In the case of rice puffing, the deformation-inducing forces are internal forces arising from intense heating. But a lot is going on in that small grain. As the sketch in figure 1 shows, rice kernels include multiple phases—solid starch, liquid water, and air and water vapor—all distributed nonuniformly within the grain. Various forces described by well-known equations transport the fluid components across the solid starch skeleton. Those include capillarity and gas pressure that drive water, and gas pressure that drives air and water vapor. In addition, in the rice grain, gas diffuses and heat is conducted. In our simulations, we do not attempt to include temperatures, mass concentrations, and the like at every point in the rice grain. Instead, all variables in our equations are averages over a representative elementary volume, defined as the smallest volume over which averaged quantities are representative of the material as a whole. Determining a representative elementary volume is a challenge in itself that is beyond the scope of this brief tutorial.

Figure 1.

As the rice grain warms up and water evaporates, the parameters governing diffusion, heat conduction, stress–strain relations, and so forth change. In particular, the mechanical properties of starch are drastically changed to capture the effect of the material transitioning from glassy to rubbery. Having incorporated all those complications in our model, we can probe the effects of individual transport mechanisms on the final puffed product.

Results and future directions

Figure 2 shows representative findings. The illustrations in panel a show how the rice grain grows and the gas porosity (volume of water vapor and air as a fraction of the whole) changes during the 15-second puffing period. Panel b presents the gas porosity information graphically. Our simulations show that the tip of the grain is always the hottest part. Thus the change in starch from glassy to rubbery initiates at the tip, and that is where grain expansion starts. As the grain expands, the stresses drop at the tip, but with time the grain’s interior also transitions to the rubbery state and expansion continues to the core.

Figure 2.

We in the Datta group have used our model-based simulation to track spatial variation and temporal evolution of temperature, moisture, porosity, and mechanical stress during the rapid puffing process. We have also explored volume change and the transport of liquid and vapor phases. Experimentation alone would not yield such detailed knowledge of the process.

Our model can help manufacturers to significantly reduce trial-and-error experimentation by predicting optimum conditions such as salt concentration during pretreatment, moisture content after pretreatment, and puffing temperature. With an extended version of our original model, we have looked at gun puffing, a more intensive process in which a large pressure differential is created between the inside and outside of the grain and then is rapidly released. We have shown that decreasing the pressure release time increases the final volume of the puffed kernel.

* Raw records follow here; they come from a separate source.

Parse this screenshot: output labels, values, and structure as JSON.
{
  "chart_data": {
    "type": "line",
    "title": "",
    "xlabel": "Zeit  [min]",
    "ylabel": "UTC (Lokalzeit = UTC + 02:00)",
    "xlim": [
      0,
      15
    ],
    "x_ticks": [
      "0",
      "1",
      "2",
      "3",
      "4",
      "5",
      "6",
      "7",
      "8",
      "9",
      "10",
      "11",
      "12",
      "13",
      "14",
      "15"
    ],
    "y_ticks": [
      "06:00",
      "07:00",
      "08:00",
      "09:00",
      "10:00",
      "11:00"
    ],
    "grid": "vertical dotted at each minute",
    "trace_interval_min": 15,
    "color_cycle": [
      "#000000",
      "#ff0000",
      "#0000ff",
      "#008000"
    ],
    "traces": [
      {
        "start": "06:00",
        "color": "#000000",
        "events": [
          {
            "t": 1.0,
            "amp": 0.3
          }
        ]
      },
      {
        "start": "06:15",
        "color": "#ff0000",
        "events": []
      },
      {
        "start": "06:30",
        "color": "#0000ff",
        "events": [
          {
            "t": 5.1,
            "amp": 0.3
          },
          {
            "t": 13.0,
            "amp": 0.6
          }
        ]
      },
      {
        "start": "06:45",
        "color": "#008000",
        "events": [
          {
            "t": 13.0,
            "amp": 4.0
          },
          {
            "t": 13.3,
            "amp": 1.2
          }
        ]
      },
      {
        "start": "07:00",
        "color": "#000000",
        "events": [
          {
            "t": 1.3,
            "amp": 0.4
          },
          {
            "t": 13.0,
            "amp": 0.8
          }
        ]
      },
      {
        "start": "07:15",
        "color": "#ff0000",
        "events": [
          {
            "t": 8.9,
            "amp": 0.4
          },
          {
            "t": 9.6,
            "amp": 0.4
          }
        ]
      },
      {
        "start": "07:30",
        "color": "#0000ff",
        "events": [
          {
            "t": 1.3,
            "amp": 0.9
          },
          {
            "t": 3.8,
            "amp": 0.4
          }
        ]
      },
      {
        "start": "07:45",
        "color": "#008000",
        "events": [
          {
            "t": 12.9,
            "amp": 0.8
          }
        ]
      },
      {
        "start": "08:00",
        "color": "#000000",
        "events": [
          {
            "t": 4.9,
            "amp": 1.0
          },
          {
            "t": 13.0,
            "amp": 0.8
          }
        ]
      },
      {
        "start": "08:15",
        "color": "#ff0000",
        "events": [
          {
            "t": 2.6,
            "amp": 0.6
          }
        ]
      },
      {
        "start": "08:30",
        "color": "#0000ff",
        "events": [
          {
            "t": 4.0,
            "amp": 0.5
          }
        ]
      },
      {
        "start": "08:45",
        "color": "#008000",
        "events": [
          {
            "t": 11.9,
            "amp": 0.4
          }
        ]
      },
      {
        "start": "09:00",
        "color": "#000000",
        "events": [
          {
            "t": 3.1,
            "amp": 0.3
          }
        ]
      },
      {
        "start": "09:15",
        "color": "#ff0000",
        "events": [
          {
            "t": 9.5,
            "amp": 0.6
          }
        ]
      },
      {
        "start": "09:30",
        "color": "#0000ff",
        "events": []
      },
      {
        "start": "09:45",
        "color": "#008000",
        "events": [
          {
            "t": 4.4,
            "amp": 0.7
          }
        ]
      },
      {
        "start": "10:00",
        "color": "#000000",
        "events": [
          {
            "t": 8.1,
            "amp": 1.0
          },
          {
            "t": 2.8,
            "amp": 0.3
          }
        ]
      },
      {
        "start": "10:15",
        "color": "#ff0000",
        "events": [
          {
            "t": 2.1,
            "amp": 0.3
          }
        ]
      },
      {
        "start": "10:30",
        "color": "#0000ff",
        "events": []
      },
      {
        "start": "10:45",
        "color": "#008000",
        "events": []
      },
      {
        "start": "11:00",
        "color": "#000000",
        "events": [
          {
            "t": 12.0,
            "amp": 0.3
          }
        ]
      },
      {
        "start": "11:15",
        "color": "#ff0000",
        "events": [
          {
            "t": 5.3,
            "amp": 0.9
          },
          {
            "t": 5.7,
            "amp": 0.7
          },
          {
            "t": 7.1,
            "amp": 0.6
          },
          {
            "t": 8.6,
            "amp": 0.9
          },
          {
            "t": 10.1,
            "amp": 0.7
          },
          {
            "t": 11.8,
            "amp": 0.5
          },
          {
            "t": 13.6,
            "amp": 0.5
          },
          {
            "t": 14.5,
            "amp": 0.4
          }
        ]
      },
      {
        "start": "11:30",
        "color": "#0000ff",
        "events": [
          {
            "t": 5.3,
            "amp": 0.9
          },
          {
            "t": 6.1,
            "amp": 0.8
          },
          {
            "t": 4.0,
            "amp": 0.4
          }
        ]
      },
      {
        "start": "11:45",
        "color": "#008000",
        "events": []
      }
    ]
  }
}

Datta is currently leading an effort to develop a comprehensive framework for predicting the changes that a food material undergoes during processing; the simulation of rice puffing, with its complex and coupled physics of multiphase transport, solid mechanics, phase transition, and plasticity, is a step in that more general development. In the future, we hope, models will account for additional complex processes—for example, electromagnetic effects in microwave puffing, reactions such as those leading to color development, and additional mechanical behaviors in materials. As part of the new effort, we also plan to incorporate our simulation models in applications that can be used by people with no simulation background. Industrial producers and students alike can then apply their creativity to explore food products and process designs.